The remaining steps were mechanical. The attacker used $2 billion of the now-doubled valuation to repay the flash loans. The remaining $1 billion in phantom collateral provided enough headroom to drain $130 million in actual assets — DAI, USDC, ETH, WBTC — from Cream’s other lending pools. Funds moved into Tornado Cash within hours.

The technical character of the flaw is worth being precise about. As Mudit Gupta noted in his post-mortem, this was not strictly a price-manipulation attack in the sense of distorting a market price. The yUSDVault shares actually did double in unit value during the transaction; the arithmetic was correct. The exploitable property was that the doubling happened atomically, inside a single transaction Cream could not interrupt or liquidate. A protocol cannot defend against a collateral asset whose unit value can shift by 100% in one block, because the protocol’s defensive tools — liquidations, oracle reads, position monitoring — all operate at block boundaries or slower. The flaw was Cream’s decision to accept yUSDVault as collateral with a directly-observed-from-vault price oracle, not Yearn’s vault arithmetic.

Timeline

• February 2021 — First Cream Finance exploit. Approximately $37 million drained via flash-loan oracle manipulation against Cream’s Iron Bank pool.
• August 2021 — Second Cream Finance exploit. Approximately $18 million drained in a flash-loan attack against Cream’s AMP token integration.
• 27 October 2021 — Third exploit. $130 million drained in a single transaction. Cream’s CRM token price falls more than 30% within hours.
• 27–28 October 2021 — Funds moved into Tornado Cash. No recovery achieved.
• November 2021 — Cream announces revised oracle architecture. Total value locked never recovers to pre-exploit levels.
• 2022 onward — Protocol continues to operate at a fraction of its 2021 scale. The exploit is widely cited in DeFi security literature as the canonical case for replacing self-referential vault oracles with independent, time-weighted price feeds.

What defenders should learn

The defining property of this attack is that the asset Cream chose to accept as collateral could change its unit value to an arbitrary degree inside a single Ethereum block.

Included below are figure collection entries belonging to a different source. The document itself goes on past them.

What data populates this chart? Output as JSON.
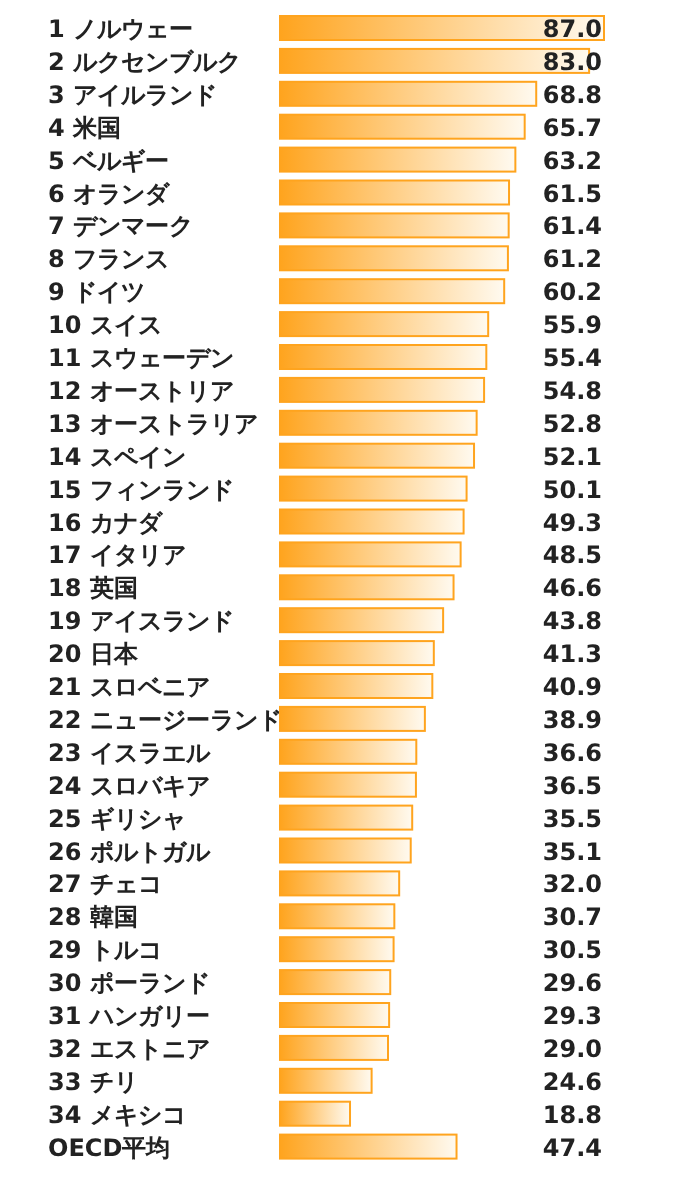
{
  "chart_data": {
    "type": "bar",
    "orientation": "horizontal",
    "color": "#ffa41e",
    "categories": [
      "1 ノルウェー",
      "2 ルクセンブルク",
      "3 アイルランド",
      "4 米国",
      "5 ベルギー",
      "6 オランダ",
      "7 デンマーク",
      "8 フランス",
      "9 ドイツ",
      "10 スイス",
      "11 スウェーデン",
      "12 オーストリア",
      "13 オーストラリア",
      "14 スペイン",
      "15 フィンランド",
      "16 カナダ",
      "17 イタリア",
      "18 英国",
      "19 アイスランド",
      "20 日本",
      "21 スロベニア",
      "22 ニュージーランド",
      "23 イスラエル",
      "24 スロバキア",
      "25 ギリシャ",
      "26 ポルトガル",
      "27 チェコ",
      "28 韓国",
      "29 トルコ",
      "30 ポーランド",
      "31 ハンガリー",
      "32 エストニア",
      "33 チリ",
      "34 メキシコ",
      "OECD平均"
    ],
    "values": [
      87.0,
      83.0,
      68.8,
      65.7,
      63.2,
      61.5,
      61.4,
      61.2,
      60.2,
      55.9,
      55.4,
      54.8,
      52.8,
      52.1,
      50.1,
      49.3,
      48.5,
      46.6,
      43.8,
      41.3,
      40.9,
      38.9,
      36.6,
      36.5,
      35.5,
      35.1,
      32.0,
      30.7,
      30.5,
      29.6,
      29.3,
      29.0,
      24.6,
      18.8,
      47.4
    ],
    "value_labels": [
      "87.0",
      "83.0",
      "68.8",
      "65.7",
      "63.2",
      "61.5",
      "61.4",
      "61.2",
      "60.2",
      "55.9",
      "55.4",
      "54.8",
      "52.8",
      "52.1",
      "50.1",
      "49.3",
      "48.5",
      "46.6",
      "43.8",
      "41.3",
      "40.9",
      "38.9",
      "36.6",
      "36.5",
      "35.5",
      "35.1",
      "32.0",
      "30.7",
      "30.5",
      "29.6",
      "29.3",
      "29.0",
      "24.6",
      "18.8",
      "47.4"
    ]
  }
}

That property is not an oracle bug — the oracle returned the correct arithmetic. It is a collateral-eligibility decision. Lending protocols that want to accept synthetic or wrapped assets as collateral are inheriting the volatility profile of the underlying redemption mechanics. If those mechanics allow the share-price calculation to be moved by an attacker who can borrow large positions atomically — and on Ethereum with flash loans, every attacker can — the asset is not appropriate collateral for a permissionless lending protocol regardless of how reliably the oracle reads its state.

The DeFi industry response to this incident accelerated the shift away from spot-price oracles drawn directly from on-chain liquidity pools or vault accounting and toward independent, time-weighted price feeds — Chainlink and similar — that aggregate market prices over windows long enough to dampen single-transaction manipulation. That shift is now standard practice. Any lending protocol launching today that uses a directly-read vault oracle for its collateral pricing is reproducing Cream’s 2021 architecture.

The repeated nature of Cream’s losses is the wider lesson. After the February and August incidents, the protocol added partial mitigations but did not fundamentally re-evaluate the class of collateral it accepted. Each subsequent exploit was a different specific path to the same architectural property: collateral whose price could be moved atomically. A protocol that has been exploited twice on related vectors and continues to deploy against the same architectural assumptions is not addressing the underlying issue. The third exploit was, in retrospect, predictable.